Osservando attentamente i suoi quadri, ci sembra di subire una specie di sbandamento spazio-temporale. I suoi personaggi sono talmente contemporanei, veri, spontanei che risulta quasi difficile ammettere che ci sia una distanza temporale che ci separa da loro. Obiettivamente noi siamo lontano, distanti in senso spaziale, e i musei dal canto loro non hanno fatto altro che accentuare questa distanza.

Distanza che però nei fatti non sussiste affatto. 

“Concerto” è un’opera di Caravaggio realizzata nel 1595, conservata nel Metropolitan Museum of Art di New York. Osservando questi eleganti musici, tornano in maniera spontanea alla mente, i numerosi artisti dei nostri tempi, intenti a sistemarsi e prepararsi per un concerto.

“Concerto”, Michelangelo Merisi detto Caravaggio, 1595 olio su tela (New York- The Metropolitan Museum of Art)

La spensieratezza dei volti non lascia spazio per le ansie, i timori, le paure che certamente anche allora angosciavano le genti. Il XVII secolo è stato infatti il secolo della peste, qui siamo sul finire del XVI, ma già diverse epidemie di peste avevano messo a dura prova alcune città italiane.

Tra i flagelli più tremendi che abbiano mai colpito l’Europa, vi fu certamente quello della peste, periodi bui ai quali seguivano ritorni alla normalità e alla spensieratezza. I musici si stanno preparando per il loro concerto, i loro animi non appaiono turbati, contaminati, e i gesti risultano spontanei, veri, autentici, dettati da un assoluto equilibrio. Tra l’altro la loro ambigua femminilità ci conduce verso i confini inesplorabili della passione, cosa che entra in contrasto con l’ambiente integerrimo ecclesiastico. Caravaggio viene infatti accolto a Palazzo Madama,  da Francesco Maria del Monte e per lui dipinse “una musica di alcuni giovani ritratti dal naturale assai bene”, come testimonia Giovanni Baglione pochi anni dopo la morte dell’artista.

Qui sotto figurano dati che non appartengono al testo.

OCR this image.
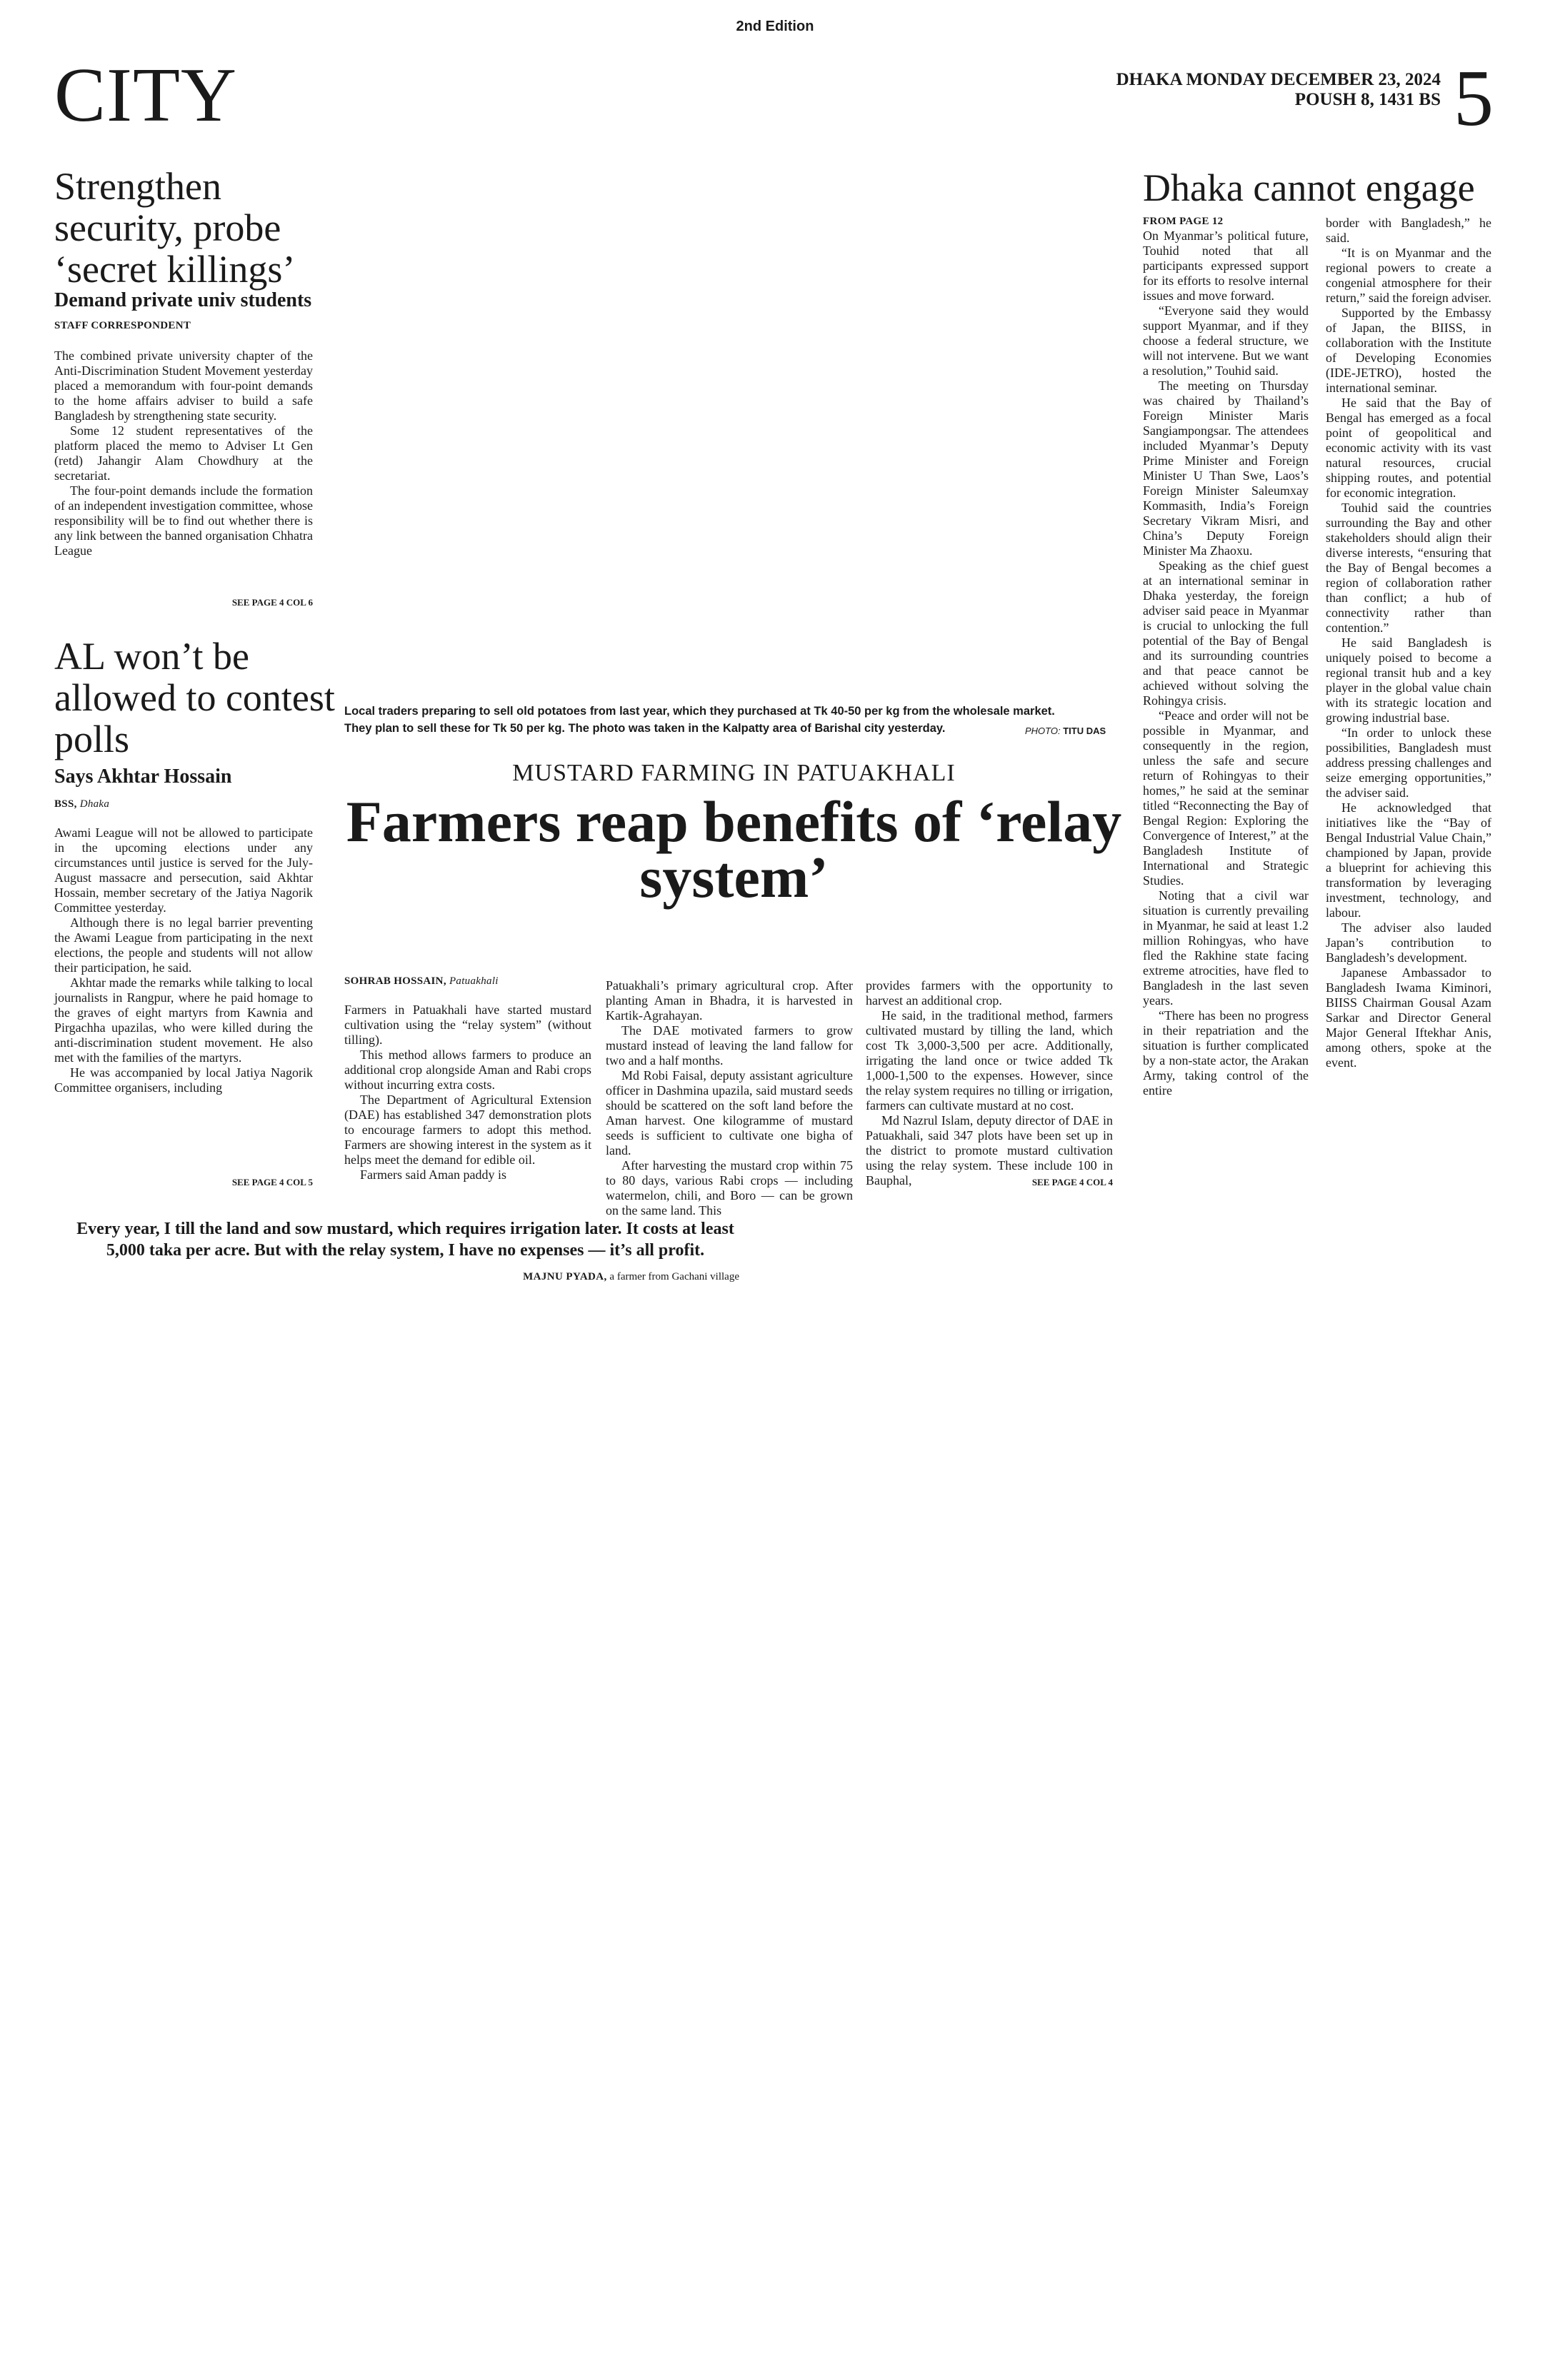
2nd Edition
CITY	DHAKA MONDAY DECEMBER 23, 2024
POUSH 8, 1431 BS 5
Strengthen security, probe ‘secret killings’
Demand private univ students
STAFF CORRESPONDENT

The combined private university chapter of the Anti-Discrimination Student Movement yesterday placed a memorandum with four-point demands to the home affairs adviser to build a safe Bangladesh by strengthening state security.

Some 12 student representatives of the platform placed the memo to Adviser Lt Gen (retd) Jahangir Alam Chowdhury at the secretariat.

The four-point demands include the formation of an independent investigation committee, whose responsibility will be to find out whether there is any link between the banned organisation Chhatra League

SEE PAGE 4 COL 6
AL won’t be allowed to contest polls
Says Akhtar Hossain
BSS, Dhaka

Awami League will not be allowed to participate in the upcoming elections under any circumstances until justice is served for the July-August massacre and persecution, said Akhtar Hossain, member secretary of the Jatiya Nagorik Committee yesterday.

Although there is no legal barrier preventing the Awami League from participating in the next elections, the people and students will not allow their participation, he said.

Akhtar made the remarks while talking to local journalists in Rangpur, where he paid homage to the graves of eight martyrs from Kawnia and Pirgachha upazilas, who were killed during the anti-discrimination student movement. He also met with the families of the martyrs.

He was accompanied by local Jatiya Nagorik Committee organisers, including

SEE PAGE 4 COL 5
Local traders preparing to sell old potatoes from last year, which they purchased at Tk 40-50 per kg from the wholesale market. They plan to sell these for Tk 50 per kg. The photo was taken in the Kalpatty area of Barishal city yesterday.	PHOTO: TITU DAS
MUSTARD FARMING IN PATUAKHALI
Farmers reap benefits of ‘relay system’
SOHRAB HOSSAIN, Patuakhali

Farmers in Patuakhali have started mustard cultivation using the “relay system” (without tilling).

This method allows farmers to produce an additional crop alongside Aman and Rabi crops without incurring extra costs.

The Department of Agricultural Extension (DAE) has established 347 demonstration plots to encourage farmers to adopt this method. Farmers are showing interest in the system as it helps meet the demand for edible oil.

Farmers said Aman paddy is

Patuakhali’s primary agricultural crop. After planting Aman in Bhadra, it is harvested in Kartik-Agrahayan.

The DAE motivated farmers to grow mustard instead of leaving the land fallow for two and a half months.

Md Robi Faisal, deputy assistant agriculture officer in Dashmina upazila, said mustard seeds should be scattered on the soft land before the Aman harvest. One kilogramme of mustard seeds is sufficient to cultivate one bigha of land.

After harvesting the mustard crop within 75 to 80 days, various Rabi crops — including watermelon, chili, and Boro — can be grown on the same land. This

provides farmers with the opportunity to harvest an additional crop.

He said, in the traditional method, farmers cultivated mustard by tilling the land, which cost Tk 3,000-3,500 per acre. Additionally, irrigating the land once or twice added Tk 1,000-1,500 to the expenses. However, since the relay system requires no tilling or irrigation, farmers can cultivate mustard at no cost.

Md Nazrul Islam, deputy director of DAE in Patuakhali, said 347 plots have been set up in the district to promote mustard cultivation using the relay system. These include 100 in Bauphal,	SEE PAGE 4 COL 4
Every year, I till the land and sow mustard, which requires irrigation later. It costs at least 5,000 taka per acre. But with the relay system, I have no expenses — it’s all profit.
MAJNU PYADA, a farmer from Gachani village
Dhaka cannot engage
FROM PAGE 12

On Myanmar’s political future, Touhid noted that all participants expressed support for its efforts to resolve internal issues and move forward.

“Everyone said they would support Myanmar, and if they choose a federal structure, we will not intervene. But we want a resolution,” Touhid said.

The meeting on Thursday was chaired by Thailand’s Foreign Minister Maris Sangiampongsar. The attendees included Myanmar’s Deputy Prime Minister and Foreign Minister U Than Swe, Laos’s Foreign Minister Saleumxay Kommasith, India’s Foreign Secretary Vikram Misri, and China’s Deputy Foreign Minister Ma Zhaoxu.

Speaking as the chief guest at an international seminar in Dhaka yesterday, the foreign adviser said peace in Myanmar is crucial to unlocking the full potential of the Bay of Bengal and its surrounding countries and that peace cannot be achieved without solving the Rohingya crisis.

“Peace and order will not be possible in Myanmar, and consequently in the region, unless the safe and secure return of Rohingyas to their homes,” he said at the seminar titled “Reconnecting the Bay of Bengal Region: Exploring the Convergence of Interest,” at the Bangladesh Institute of International and Strategic Studies.

Noting that a civil war situation is currently prevailing in Myanmar, he said at least 1.2 million Rohingyas, who have fled the Rakhine state facing extreme atrocities, have fled to Bangladesh in the last seven years.

“There has been no progress in their repatriation and the situation is further complicated by a non-state actor, the Arakan Army, taking control of the entire

border with Bangladesh,” he said.

“It is on Myanmar and the regional powers to create a congenial atmosphere for their return,” said the foreign adviser.

Supported by the Embassy of Japan, the BIISS, in collaboration with the Institute of Developing Economies (IDE-JETRO), hosted the international seminar.

He said that the Bay of Bengal has emerged as a focal point of geopolitical and economic activity with its vast natural resources, crucial shipping routes, and potential for economic integration.

Touhid said the countries surrounding the Bay and other stakeholders should align their diverse interests, “ensuring that the Bay of Bengal becomes a region of collaboration rather than conflict; a hub of connectivity rather than contention.”

He said Bangladesh is uniquely poised to become a regional transit hub and a key player in the global value chain with its strategic location and growing industrial base.

“In order to unlock these possibilities, Bangladesh must address pressing challenges and seize emerging opportunities,” the adviser said.

He acknowledged that initiatives like the “Bay of Bengal Industrial Value Chain,” championed by Japan, provide a blueprint for achieving this transformation by leveraging investment, technology, and labour.

The adviser also lauded Japan’s contribution to Bangladesh’s development.

Japanese Ambassador to Bangladesh Iwama Kiminori, BIISS Chairman Gousal Azam Sarkar and Director General Major General Iftekhar Anis, among others, spoke at the event.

Dunque un’opera che possiamo definire magistrale, un vero e proprio “inno al piacere” tra Amore e Musica. Piacere che noi oggi abbiamo quasi dimenticato, accantonato, non solo a causa della pandemia ma anche a causa dell’utilizzo smodato dei social, i quali si sono lentamente insinuati nelle nostre vite e filtrando le nostre passioni. Le foto di uno smartphone, non potranno mai sostituire lo sguardo di un pittore o di un fotografo. Di conseguenza ciò che c’è di più intimo e vero rimarrà sempre nascosto. Non ci resta che riflettere davvero sulle nostre “emozioni contaminate” non più spontanee e soprattutto realmente sentite e vissute. Ben presto come afferma Terzani, sentiremo il bisogno di tornare a un passato autentico, seguendo il naturale movimento ciclico del tempo.